Well-aligned hierarchical Cu(OH)₂@Ni₂(OH)₂CO₃ core/shell nanowire arrays were prepared on conductive copper foam via a simple in situ oxidation reaction and subsequent hydrothermal method for high-performance solid-state supercapacitors. Such novel hierarchical architectures integrate the merits of macroporous copper foam and the core/shell nanowire arrays such as superior electrical conductivity, enlarged surface area, and fast charge transport and ion diffusion.

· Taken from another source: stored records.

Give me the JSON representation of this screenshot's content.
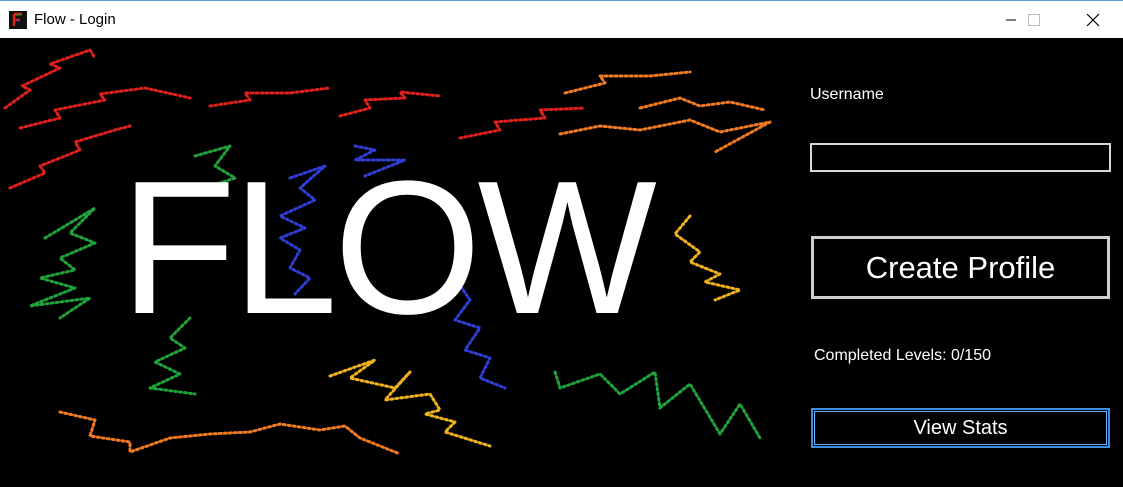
{
  "window": {
    "title": "Flow - Login",
    "icon": "flow-app-icon",
    "controls": [
      "minimize",
      "maximize",
      "close"
    ]
  },
  "art": {
    "logo_text": "FLOW",
    "stroke_colors": [
      "#e0201c",
      "#ef7a22",
      "#1fa33a",
      "#2f3fd6",
      "#f0b21c"
    ]
  },
  "form": {
    "username_label": "Username",
    "username_value": "",
    "create_button": "Create Profile",
    "completed_levels": "Completed Levels: 0/150",
    "stats_button": "View Stats"
  },
  "colors": {
    "background": "#000000",
    "focus_border": "#3a8ee6"
  }
}
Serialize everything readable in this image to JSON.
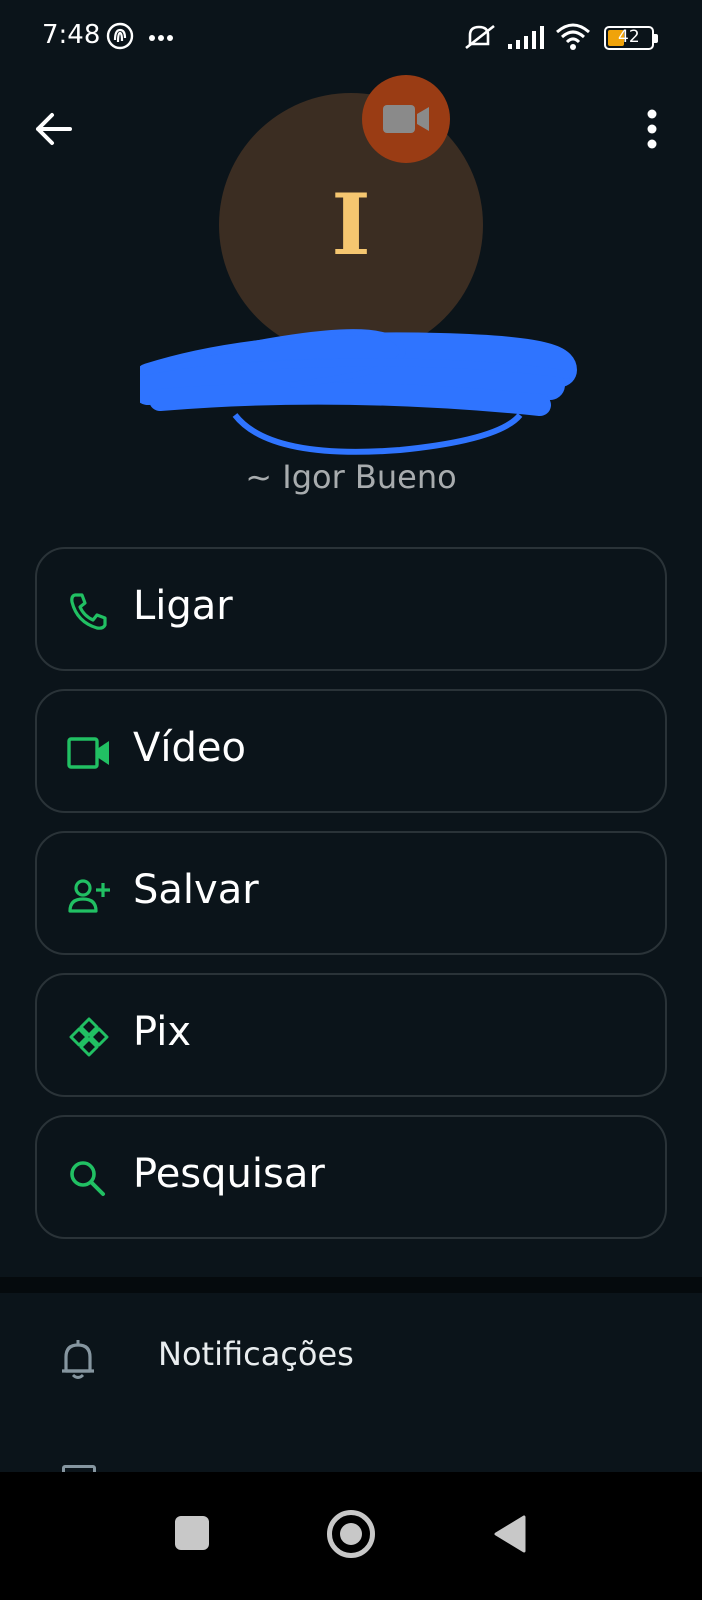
{
  "status_bar": {
    "time": "7:48",
    "battery_level": "42",
    "icons": [
      "fingerprint-icon",
      "more-dots-icon",
      "silent-icon",
      "signal-icon",
      "wifi-icon",
      "battery-icon"
    ]
  },
  "header": {
    "back_icon": "arrow-left-icon",
    "menu_icon": "more-vertical-icon"
  },
  "contact": {
    "avatar_letter": "I",
    "subtitle": "~ Igor Bueno",
    "avatar_bg": "#3b2d22",
    "avatar_fg": "#f5c670",
    "video_badge_bg": "#9a3c14",
    "name_redacted": true
  },
  "actions": [
    {
      "label": "Ligar",
      "icon": "phone-icon"
    },
    {
      "label": "Vídeo",
      "icon": "video-icon"
    },
    {
      "label": "Salvar",
      "icon": "add-person-icon"
    },
    {
      "label": "Pix",
      "icon": "pix-icon"
    },
    {
      "label": "Pesquisar",
      "icon": "search-icon"
    }
  ],
  "settings": {
    "notifications_label": "Notificações",
    "notifications_icon": "bell-icon"
  },
  "colors": {
    "background": "#0b141a",
    "accent_green": "#21c063",
    "button_border": "#2a3338",
    "scribble_blue": "#2f74ff"
  },
  "nav_bar": {
    "icons": [
      "recents-square-icon",
      "home-circle-icon",
      "back-triangle-icon"
    ]
  }
}
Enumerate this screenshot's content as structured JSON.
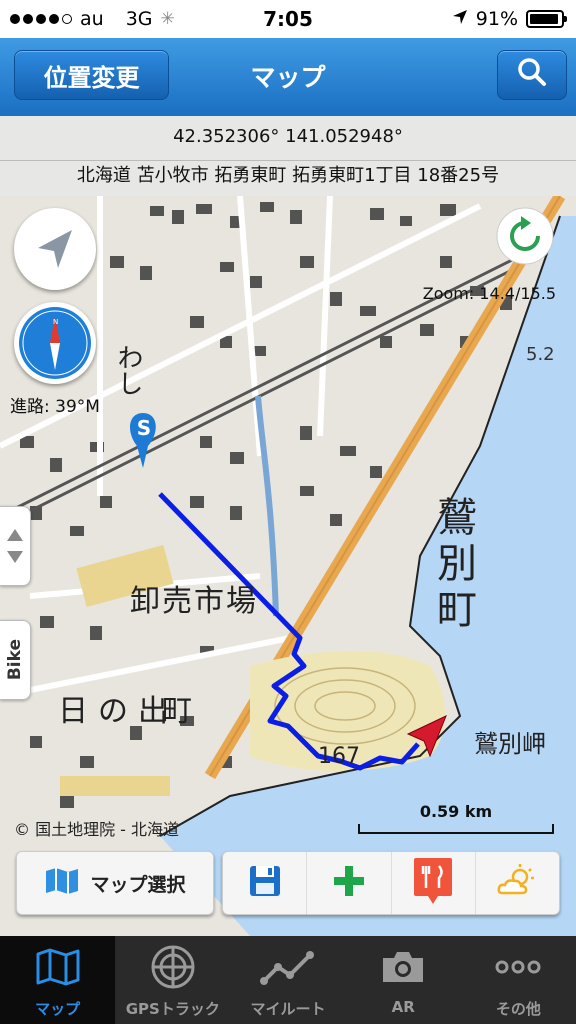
{
  "status_bar": {
    "carrier": "au",
    "network": "3G",
    "time": "7:05",
    "battery": "91%",
    "signal_bars_filled": 4,
    "signal_bars_total": 5
  },
  "nav_bar": {
    "left_button": "位置変更",
    "title": "マップ",
    "right_icon": "search-icon"
  },
  "location": {
    "coordinates": "42.352306° 141.052948°",
    "address": "北海道 苫小牧市 拓勇東町 拓勇東町1丁目 18番25号"
  },
  "map": {
    "zoom": "Zoom: 14.4/15.5",
    "heading": "進路: 39°M",
    "start_marker": "S",
    "credit": "© 国土地理院 - 北海道",
    "scale": "0.59 km",
    "side_tab_label": "Bike",
    "labels": {
      "washi": "わし",
      "market": "卸売市場",
      "hinode": "日の出",
      "machi": "町",
      "sagibetsu_vertical": "鷲別町",
      "cape": "鷲別岬",
      "height": "5.2",
      "elev": "167"
    }
  },
  "toolbar": {
    "map_select": "マップ選択",
    "icons": [
      "save-icon",
      "plus-icon",
      "restaurant-icon",
      "weather-icon"
    ]
  },
  "tab_bar": {
    "tabs": [
      {
        "label": "マップ",
        "icon": "map-icon",
        "active": true
      },
      {
        "label": "GPSトラック",
        "icon": "radar-icon",
        "active": false
      },
      {
        "label": "マイルート",
        "icon": "route-icon",
        "active": false
      },
      {
        "label": "AR",
        "icon": "camera-icon",
        "active": false
      },
      {
        "label": "その他",
        "icon": "more-icon",
        "active": false
      }
    ]
  },
  "colors": {
    "nav_blue": "#1b6fc2",
    "track_blue": "#0a1ee6",
    "sea": "#b5d6f5",
    "tab_active": "#2a8de6",
    "restaurant": "#f0543a",
    "plus": "#1fa54a",
    "weather": "#f3b21d"
  }
}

The areal capacitance of this typical hierarchical Cu(OH)₂@Ni₂(OH)₂CO₃ core/shell nanowire array reaches 1.09 F cm⁻² at a current density of 1.0 mA cm⁻², much higher than that of pristine Cu(OH)₂ nanowire arrays (0.36 F cm⁻²). In addition, a remarkable rate capability (0.91 F cm⁻² at a current density of 25 mA cm⁻²) and excellent cycling stability (86.1% after 10 000 cycles) were observed. Moreover, the hierarchical Cu(OH)₂@Ni₂(OH)₂CO₃ core/shell nanowire arrays were also used as the positive electrodes to fabricate solid-state asymmetric supercapacitor devices, exhibiting a high cell voltage of 1.6 V and largely enhanced energy density up to 1.01 W h cm⁻². The improvement in electrochemical behaviors is attributed to the unique hierarchical architecture and the component synergistic effect. This work provides a scalable and promising strategy for the synthesis of well-defined core/shell nanoarrays as energy storage and conversion devices.